On Feb. 29, Prime Minister Kim Hwang Sik held a national policy adjustment meeting with the Minister of National Defense; the Minister of Public Administration and Security; the Minister of Land, Transport and Maritime Affairs; and the Minister of Culture, Sports and Tourism to discuss the Gangjeong naval base issue.
During the meeting it was announced that there will be some alterations made to the naval base’s plan, but construction will no longer be delayed.
“It is time for all unnecessary political debate, or consuming conflicts to cease. It is time for the public, the administration, and the military to work together,” Prime Minister Kim said during the meeting.
In response to the Jeju provincial government request, the Korean government will invest 1.7 trillion won (US$1.52 billion) in 37 regional development projects over the next 10 years. The government will pay 578 billion won using government funds and the rest will come from private investment. The projects will mostly focus on turning the Gangjeong area into a tourism hub centered on the port.

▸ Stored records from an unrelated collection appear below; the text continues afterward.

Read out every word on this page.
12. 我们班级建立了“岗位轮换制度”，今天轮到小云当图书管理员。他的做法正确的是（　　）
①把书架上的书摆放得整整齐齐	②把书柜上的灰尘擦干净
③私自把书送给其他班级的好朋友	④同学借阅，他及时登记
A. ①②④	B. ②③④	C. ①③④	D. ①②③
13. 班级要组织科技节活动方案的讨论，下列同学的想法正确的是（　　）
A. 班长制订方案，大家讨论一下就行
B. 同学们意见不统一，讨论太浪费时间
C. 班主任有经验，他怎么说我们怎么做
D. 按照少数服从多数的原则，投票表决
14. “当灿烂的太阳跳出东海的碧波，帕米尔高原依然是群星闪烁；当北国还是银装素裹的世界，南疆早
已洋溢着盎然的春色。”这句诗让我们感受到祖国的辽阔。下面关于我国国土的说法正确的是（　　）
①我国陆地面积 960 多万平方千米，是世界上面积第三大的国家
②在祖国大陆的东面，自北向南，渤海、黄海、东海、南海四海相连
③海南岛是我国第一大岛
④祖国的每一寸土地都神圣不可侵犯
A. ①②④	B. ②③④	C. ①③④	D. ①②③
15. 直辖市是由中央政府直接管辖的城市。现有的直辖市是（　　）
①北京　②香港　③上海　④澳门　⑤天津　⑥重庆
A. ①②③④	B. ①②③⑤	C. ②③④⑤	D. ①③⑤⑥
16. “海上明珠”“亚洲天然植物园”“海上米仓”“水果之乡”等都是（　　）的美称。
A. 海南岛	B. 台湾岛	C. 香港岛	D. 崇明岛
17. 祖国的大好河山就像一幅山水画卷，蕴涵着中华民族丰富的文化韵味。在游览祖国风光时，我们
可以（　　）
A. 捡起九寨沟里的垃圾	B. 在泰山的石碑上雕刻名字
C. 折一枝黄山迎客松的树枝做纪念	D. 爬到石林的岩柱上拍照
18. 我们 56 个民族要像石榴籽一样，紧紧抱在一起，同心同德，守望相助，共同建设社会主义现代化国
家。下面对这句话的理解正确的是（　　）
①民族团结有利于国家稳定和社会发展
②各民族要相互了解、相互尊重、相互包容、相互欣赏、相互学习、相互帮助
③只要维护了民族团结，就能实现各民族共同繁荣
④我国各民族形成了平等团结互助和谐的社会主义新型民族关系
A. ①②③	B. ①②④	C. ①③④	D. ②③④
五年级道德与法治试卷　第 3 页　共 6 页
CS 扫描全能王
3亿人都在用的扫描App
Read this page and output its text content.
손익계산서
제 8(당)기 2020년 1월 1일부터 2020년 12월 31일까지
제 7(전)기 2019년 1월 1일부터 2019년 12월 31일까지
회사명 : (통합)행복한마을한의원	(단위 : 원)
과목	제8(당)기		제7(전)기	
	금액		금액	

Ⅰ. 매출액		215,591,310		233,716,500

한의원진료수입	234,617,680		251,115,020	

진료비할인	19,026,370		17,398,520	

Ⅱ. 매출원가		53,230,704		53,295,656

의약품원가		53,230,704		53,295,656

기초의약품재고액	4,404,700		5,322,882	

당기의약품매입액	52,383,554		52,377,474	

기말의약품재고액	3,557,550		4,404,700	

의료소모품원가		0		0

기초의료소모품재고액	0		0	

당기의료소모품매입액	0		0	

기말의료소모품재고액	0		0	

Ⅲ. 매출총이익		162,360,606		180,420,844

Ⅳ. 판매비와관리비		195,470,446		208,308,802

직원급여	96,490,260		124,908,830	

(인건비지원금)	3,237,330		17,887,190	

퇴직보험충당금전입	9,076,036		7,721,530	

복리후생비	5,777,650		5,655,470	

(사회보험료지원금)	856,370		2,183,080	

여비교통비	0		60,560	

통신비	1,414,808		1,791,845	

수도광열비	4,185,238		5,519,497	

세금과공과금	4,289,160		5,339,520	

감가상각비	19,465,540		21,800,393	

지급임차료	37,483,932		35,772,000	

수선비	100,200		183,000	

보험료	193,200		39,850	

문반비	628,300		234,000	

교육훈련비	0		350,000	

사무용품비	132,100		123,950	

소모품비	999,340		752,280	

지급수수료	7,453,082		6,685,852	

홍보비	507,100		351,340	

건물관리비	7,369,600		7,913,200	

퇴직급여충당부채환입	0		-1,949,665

When the 37 projects have been completed, the Korean government expects it to generate about 1.5 trillion won in production and about 624 million won in value-added inducements. Some 18,000 new jobs are forecast.
On Sunday, Seogwipo Police announced that on March 2, Daelim Industrial Co., Ltd. — the designated contractor for the naval base — submitted an application for permission to use explosives in the construction of the base.
A day after the application, Jeju Democratic United Party members Kim Woo Nam, Kim Jae Yoon, and Moon Dae Rim released an official statement criticizing the use of explosives saying, “The blasting will only cause a bigger catastrophe” and approval should not be given.
Jeju Governor Woo Keun Min and Provincial Assembly Chairman Oh Chung Jin, along with the Jeju branch heads for the Democratic United Party and the Saenuri Party held a press conference at the provincial office on March 5 to request the Korean government to postpone naval base construction in Gangjeong village.
They asked the central government to conduct another simulation to reexamine whether the port can be properly used as a cruise port as well as a military port. Four officials urged the government to delay the blasting.
However, the central government and the Korean Navy did not alter their plans, and on March 7, at around 11:20 a.m. construction companies continued with construction and used explosives despite opposition from villagers, protesters, and politicians.